I do miss some of the skills, but not enough to go back. I don't miss pagers going off, constant call lights, and the hustle and bustle of the everyday life of a high acuity unit.

It was such a blessing to leave!

Wow! I guess I shouldn't want what everyone doesn't miss! I have been OUT of Acute Care for 18 years-raised my kids then got divorced and had to take an RN Recertification Course to get my license back. Took a job doing telephone triage the last 3 years but have such a desire to get back INTO Acute Care. I am so sick of sitting on my butt talking and typing all day long! I THINK I miss Acute Care, but do you think I have simply forgotten what it really was like??? Was it less ACUTE 20 years ago? I know patients were not as sick as they are now and we even had patients who were admitted for 'tests' back then. I have interviewed with Nursing Recruters and they sort of laugh at me-being 53 and WANTING to go back into Acute Care?! Can anyone remind me what I shouldn't be missing???? Deb

20 years ago-VERY different than now-if hospital nursing was the same as 20 years ago, I would STILL be at the bedside.........

Specializes in CVICU, Obs/Gyn, Derm, NICU.
My friend works pre and post-op eye surgery, a union job in Twin Cities, and makes over $43 per hour. Is there anything in between???

Might be worth having a look at Ambulatory. Those that are part of a hospital should pay similarly to floor work.

Daystay haematolgy and cardiology can be interesting.

Best wishes to you :heartbeat

Well, yes and no. I left my unit about 4 months ago that I'd started on as a nurse to go to a rehab acute care facility. While it's still supposedly acute care, we send everyone out who has a problem and all we really do is a lot of heavy moving, lifting, and not much else besides giving lots of pills. And I really don't care for it, nor do I care for the a lot of the staff. It's also very boring.

What I miss about acute care are the co-workers and the zany crazy camraderie we often had ... THAT is all, though. I don't miss the stress or the headaches.

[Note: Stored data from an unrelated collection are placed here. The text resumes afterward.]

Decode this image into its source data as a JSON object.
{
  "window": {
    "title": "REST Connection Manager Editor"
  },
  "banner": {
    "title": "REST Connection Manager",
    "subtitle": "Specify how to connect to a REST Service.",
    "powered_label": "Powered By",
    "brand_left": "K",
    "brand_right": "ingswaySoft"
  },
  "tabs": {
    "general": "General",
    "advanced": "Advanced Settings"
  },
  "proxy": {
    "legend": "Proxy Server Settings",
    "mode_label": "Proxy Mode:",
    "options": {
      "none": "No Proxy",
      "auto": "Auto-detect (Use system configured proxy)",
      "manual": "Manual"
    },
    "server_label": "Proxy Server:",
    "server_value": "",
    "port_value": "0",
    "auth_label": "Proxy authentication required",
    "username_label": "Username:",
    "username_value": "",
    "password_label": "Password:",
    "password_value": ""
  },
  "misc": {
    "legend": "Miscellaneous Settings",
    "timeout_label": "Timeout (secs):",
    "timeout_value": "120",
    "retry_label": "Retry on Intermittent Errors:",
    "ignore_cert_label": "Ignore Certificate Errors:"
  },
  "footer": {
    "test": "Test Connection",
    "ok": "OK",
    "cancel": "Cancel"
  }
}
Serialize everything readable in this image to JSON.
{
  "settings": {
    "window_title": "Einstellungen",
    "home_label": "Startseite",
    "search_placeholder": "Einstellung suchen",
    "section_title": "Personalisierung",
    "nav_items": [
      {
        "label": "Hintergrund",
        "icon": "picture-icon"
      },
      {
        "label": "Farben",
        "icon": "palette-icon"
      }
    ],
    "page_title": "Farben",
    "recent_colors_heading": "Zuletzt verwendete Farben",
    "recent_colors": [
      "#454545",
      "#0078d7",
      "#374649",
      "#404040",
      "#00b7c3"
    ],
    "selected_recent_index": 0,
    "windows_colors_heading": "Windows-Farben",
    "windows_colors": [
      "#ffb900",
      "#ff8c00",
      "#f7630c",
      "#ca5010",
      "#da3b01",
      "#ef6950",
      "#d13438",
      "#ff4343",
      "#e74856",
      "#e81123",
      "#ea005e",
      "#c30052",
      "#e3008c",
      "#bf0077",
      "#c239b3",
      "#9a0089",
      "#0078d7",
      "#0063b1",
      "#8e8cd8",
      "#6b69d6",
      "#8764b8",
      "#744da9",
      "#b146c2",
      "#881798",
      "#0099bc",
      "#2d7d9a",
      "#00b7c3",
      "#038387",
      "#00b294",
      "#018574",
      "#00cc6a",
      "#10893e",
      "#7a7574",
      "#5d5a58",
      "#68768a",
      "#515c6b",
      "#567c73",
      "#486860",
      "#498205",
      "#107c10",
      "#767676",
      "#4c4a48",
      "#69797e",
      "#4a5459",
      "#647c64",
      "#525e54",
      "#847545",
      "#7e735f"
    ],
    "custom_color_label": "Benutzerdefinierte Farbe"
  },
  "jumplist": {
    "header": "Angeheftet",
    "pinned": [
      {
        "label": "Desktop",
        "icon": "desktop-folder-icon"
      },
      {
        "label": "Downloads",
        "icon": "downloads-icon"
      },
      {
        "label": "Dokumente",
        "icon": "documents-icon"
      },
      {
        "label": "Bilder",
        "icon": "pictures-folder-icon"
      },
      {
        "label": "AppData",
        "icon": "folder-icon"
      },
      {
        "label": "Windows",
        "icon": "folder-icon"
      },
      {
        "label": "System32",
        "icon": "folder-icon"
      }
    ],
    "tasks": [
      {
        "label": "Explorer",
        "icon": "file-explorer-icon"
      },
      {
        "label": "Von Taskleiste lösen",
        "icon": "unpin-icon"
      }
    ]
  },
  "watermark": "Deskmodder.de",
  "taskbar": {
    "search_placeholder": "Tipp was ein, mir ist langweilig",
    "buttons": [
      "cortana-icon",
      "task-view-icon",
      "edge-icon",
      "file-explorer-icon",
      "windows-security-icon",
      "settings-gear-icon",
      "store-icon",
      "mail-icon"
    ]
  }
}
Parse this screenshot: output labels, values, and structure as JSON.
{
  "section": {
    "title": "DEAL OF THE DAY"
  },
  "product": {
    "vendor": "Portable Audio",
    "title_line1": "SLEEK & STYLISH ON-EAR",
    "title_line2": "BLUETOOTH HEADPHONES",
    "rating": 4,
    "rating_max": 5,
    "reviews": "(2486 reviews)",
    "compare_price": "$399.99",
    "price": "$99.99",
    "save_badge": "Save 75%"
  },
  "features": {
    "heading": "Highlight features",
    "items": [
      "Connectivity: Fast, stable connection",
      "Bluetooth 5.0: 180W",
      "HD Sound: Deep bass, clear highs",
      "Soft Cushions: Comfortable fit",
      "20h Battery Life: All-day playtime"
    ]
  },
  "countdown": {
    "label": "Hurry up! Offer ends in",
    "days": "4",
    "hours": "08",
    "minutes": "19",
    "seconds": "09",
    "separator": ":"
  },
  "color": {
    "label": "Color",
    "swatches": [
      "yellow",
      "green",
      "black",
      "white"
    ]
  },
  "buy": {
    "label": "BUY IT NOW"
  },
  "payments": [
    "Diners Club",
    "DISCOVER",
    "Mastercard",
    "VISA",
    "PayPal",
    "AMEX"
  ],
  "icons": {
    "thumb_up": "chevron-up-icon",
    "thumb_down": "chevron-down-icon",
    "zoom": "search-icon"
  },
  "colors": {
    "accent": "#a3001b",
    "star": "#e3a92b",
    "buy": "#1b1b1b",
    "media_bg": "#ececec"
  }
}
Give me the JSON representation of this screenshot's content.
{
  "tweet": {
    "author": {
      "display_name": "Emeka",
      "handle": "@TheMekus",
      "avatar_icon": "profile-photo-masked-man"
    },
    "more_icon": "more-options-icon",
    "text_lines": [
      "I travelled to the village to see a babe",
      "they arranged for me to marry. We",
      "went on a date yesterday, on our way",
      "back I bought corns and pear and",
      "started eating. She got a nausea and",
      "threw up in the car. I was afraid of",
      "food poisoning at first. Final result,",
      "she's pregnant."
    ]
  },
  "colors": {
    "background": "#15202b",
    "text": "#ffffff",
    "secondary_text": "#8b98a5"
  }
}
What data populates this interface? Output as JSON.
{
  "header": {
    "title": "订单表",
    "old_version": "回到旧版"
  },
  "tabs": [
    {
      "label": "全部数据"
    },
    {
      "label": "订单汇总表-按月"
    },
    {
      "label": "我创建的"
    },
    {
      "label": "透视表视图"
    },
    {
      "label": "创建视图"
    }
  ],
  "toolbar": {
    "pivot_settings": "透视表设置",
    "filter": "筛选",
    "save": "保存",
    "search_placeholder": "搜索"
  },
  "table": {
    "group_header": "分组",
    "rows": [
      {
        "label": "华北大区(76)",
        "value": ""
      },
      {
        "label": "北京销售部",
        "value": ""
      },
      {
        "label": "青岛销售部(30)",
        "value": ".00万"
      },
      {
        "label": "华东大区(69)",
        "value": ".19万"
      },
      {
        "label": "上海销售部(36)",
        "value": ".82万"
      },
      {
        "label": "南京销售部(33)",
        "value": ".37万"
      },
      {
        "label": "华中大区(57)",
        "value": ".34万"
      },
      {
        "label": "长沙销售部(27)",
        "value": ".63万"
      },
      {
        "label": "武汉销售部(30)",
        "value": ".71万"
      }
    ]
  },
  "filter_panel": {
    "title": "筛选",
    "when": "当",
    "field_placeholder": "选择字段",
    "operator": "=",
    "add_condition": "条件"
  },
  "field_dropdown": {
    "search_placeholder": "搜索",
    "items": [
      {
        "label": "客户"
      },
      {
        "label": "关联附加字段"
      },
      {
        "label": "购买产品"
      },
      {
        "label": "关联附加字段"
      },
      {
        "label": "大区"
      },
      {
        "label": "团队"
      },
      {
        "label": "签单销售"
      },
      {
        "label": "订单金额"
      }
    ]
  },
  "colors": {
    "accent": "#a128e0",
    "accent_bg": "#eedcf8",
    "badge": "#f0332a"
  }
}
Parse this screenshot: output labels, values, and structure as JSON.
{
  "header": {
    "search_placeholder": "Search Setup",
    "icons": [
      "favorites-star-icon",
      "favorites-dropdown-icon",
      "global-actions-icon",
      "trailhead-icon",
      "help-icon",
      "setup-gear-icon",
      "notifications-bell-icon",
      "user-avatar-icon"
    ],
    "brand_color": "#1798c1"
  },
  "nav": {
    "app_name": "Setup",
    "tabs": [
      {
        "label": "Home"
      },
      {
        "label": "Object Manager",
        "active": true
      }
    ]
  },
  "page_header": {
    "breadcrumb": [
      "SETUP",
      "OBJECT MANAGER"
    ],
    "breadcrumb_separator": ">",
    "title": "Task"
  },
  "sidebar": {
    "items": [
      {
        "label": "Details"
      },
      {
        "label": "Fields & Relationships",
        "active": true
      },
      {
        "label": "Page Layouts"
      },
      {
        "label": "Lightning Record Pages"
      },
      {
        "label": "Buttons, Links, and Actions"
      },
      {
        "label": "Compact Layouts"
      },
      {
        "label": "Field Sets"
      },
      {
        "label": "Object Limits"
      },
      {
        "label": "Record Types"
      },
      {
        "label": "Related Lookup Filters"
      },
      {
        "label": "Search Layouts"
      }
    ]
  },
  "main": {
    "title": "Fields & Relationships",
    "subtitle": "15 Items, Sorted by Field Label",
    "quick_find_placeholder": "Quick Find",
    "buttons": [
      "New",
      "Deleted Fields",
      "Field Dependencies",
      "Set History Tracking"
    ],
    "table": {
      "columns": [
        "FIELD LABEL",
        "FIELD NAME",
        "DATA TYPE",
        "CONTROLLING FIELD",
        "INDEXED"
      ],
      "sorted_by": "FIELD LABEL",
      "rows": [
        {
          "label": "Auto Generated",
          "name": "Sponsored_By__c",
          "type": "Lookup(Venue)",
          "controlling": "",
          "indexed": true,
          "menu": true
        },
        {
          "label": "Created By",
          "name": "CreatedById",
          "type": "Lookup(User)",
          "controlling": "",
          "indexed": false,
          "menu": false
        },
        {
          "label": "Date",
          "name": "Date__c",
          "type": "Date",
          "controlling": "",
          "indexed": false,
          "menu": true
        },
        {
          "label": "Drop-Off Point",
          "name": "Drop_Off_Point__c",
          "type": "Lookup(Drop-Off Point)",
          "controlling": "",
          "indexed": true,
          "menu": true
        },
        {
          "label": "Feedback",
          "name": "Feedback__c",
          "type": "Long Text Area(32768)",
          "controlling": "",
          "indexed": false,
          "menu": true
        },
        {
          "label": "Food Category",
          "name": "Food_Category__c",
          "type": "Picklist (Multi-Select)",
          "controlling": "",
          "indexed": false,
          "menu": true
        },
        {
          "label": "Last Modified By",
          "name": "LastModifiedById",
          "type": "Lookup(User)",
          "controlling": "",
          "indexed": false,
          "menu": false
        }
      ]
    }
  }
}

Tonight I had a very busy day at our rehab place, close to what a typical day on the unit was like. i walked out w/ that old intense headache I used to get everyday on the unit ...and i left because I was getting those headaches way too much. I am near 50 and it just scared me to get them so often.

So I guess I do miss acute care a LOT -- I just can't take the stress - or my body can't take it. If I was a bit younger, I might have been able to stick it out a little longer and would not have been so fearful of everything. I toy often with the thought of going back ....but then I reconsider. PRN is too hard, as I agree that you can't keep up with all the updates and changes.

I'm thinking of taking a break, getting back into top shape, and then trying the ER. I think I'm pretty much done w/ floor nursing, but would like to try ER or ICU. I'm tired of fetching tissue boxes and being told I have less than 2 minutes to answer call lights. Screw call lights.